Apart from his work on Orthodox music, he has continuously been engaged in performing both traditional church music. He was the conductor of the Pančevo Serbian Church Singing Society from 1950. He was for many years assistant conductor of Belgrade Academic Choir Branko Krsmanović with whom he toured China in 1957, and the principal conductor of the Belgrade Madrigalists choir. In 1969 he founded the Studio Choir of the Musicology Institute of the Serbian Academy of Sciences and Arts, with which he toured numerous places in former Yugoslavia and most of Europe. The choir was the first to perform both newly discovered pieces of Serbian Medieval music, the music of Byzantine, Bulgarian, Russian, Gregorian and Glagolitic traditions and Orthodox choir music of the 19th and 20th centuries little or not at all known within Yugoslavia. Under Stefanovic the choir made several recordings, CDs and TV programmes. With this choir he also took part at numerous services in Orthodox churches and monasteries throughout former Yugoslavia and Europe.

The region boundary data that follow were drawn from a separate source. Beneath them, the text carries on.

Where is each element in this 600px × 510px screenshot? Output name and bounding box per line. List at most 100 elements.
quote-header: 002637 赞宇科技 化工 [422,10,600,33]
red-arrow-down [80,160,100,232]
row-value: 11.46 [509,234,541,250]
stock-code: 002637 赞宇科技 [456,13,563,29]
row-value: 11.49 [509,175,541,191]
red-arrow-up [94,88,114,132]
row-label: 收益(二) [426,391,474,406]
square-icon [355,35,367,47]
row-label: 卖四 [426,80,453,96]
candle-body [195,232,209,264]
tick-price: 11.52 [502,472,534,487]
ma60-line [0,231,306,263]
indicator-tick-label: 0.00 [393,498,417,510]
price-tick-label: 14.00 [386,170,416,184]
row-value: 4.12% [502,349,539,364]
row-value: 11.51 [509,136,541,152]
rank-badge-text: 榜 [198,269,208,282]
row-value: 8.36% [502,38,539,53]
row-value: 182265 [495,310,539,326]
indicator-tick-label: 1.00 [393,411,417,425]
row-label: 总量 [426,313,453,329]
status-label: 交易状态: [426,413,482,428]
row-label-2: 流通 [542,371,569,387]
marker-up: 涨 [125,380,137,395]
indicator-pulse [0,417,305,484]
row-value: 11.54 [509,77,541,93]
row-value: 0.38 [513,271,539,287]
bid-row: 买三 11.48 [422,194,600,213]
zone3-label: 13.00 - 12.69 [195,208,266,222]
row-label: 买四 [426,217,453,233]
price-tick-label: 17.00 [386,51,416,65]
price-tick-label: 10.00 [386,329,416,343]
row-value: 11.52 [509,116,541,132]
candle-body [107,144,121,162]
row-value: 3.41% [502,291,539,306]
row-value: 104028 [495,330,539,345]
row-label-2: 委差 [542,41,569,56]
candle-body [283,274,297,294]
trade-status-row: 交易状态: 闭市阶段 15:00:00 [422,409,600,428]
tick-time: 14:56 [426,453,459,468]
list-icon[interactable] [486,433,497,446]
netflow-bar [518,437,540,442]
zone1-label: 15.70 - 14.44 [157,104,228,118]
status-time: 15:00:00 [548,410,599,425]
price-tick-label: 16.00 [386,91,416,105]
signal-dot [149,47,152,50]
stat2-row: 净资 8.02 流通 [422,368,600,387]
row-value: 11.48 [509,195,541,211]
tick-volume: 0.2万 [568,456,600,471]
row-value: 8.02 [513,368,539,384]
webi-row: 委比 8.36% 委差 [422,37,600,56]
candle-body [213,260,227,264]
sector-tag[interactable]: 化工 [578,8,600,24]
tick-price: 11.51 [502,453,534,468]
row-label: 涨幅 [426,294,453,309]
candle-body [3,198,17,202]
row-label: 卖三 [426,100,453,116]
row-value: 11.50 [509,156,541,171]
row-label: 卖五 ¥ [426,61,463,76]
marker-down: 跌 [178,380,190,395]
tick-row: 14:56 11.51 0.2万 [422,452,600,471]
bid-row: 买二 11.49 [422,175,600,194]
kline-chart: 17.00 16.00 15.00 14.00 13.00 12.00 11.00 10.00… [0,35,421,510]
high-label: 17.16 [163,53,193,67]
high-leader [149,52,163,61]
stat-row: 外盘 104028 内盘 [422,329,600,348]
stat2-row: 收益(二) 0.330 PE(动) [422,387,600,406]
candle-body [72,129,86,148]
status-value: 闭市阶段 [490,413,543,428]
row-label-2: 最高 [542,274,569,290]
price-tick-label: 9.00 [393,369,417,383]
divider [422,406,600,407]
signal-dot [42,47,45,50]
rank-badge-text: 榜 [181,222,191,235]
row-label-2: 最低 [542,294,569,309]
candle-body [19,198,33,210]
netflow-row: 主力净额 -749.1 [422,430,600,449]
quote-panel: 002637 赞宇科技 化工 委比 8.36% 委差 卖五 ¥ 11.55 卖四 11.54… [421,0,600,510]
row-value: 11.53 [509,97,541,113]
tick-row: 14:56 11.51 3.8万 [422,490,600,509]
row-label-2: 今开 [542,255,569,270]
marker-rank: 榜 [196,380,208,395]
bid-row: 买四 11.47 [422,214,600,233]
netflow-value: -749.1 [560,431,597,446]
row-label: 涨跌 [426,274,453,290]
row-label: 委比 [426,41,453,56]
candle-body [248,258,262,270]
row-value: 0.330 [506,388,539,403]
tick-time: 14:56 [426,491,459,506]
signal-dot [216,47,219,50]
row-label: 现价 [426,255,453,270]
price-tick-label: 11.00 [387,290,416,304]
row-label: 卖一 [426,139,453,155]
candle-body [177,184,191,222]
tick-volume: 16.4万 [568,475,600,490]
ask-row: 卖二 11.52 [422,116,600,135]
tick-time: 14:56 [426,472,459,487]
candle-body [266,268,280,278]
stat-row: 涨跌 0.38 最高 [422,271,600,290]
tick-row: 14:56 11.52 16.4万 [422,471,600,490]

Stefanović was devoted to the restoration of Velika Remeta monastery, where he prepared the exhibition ‘Old Serbian music and Fruška Gora monasteries’. Although he did not officially teach at any university, he has spent innumerable hours with younger colleagues and students, always ready to help and encourage learning and research work.
Stefanović was awarded the Saint Sava medal of the first degree (1990), decorations of Russian and Romanian patriarchs, the Cross of Merits of the Federal Republic of Germany (1991), golden badge of the Music Youth of Yugoslavia.
Books
Manuscripts of Byzantine Chant in Oxford [Coauthor N. G. Wilson] Oxford 1963,
Old Serbian Music, Examples of church hymns from the 15th century, bilingual, Serbian and English, Belgrade 1975.
Духовни разговори са хиландарским монасима. (Spiritual conversations with the monks of Chilandari), third edition, Belgrade 2005.
Reprints
Карловачко појање: Србљак, Триод, Пентикостар (The Chant of Karlovci), Belgrade 1970-1973.
Audio compact disk
Old Serbian Chant. Transcriptions from neumatic manuscripts 15-19th c. Booklet in English, Belgrade 1998..
Bibliography
Годишњак САНУ за 1976. годину, књ. LXXXIII, Београд 1977, 252-258; Годишњак САНУ за 1985. годину, књ. XCII, Београд 1986, 417-419, Годишњак САНУ за 1995. годину. књ. CII, Београд 1996, 521-525, Годишњак САНУ за 2002. годину. књ. CIX, Београд 2003, 385-391.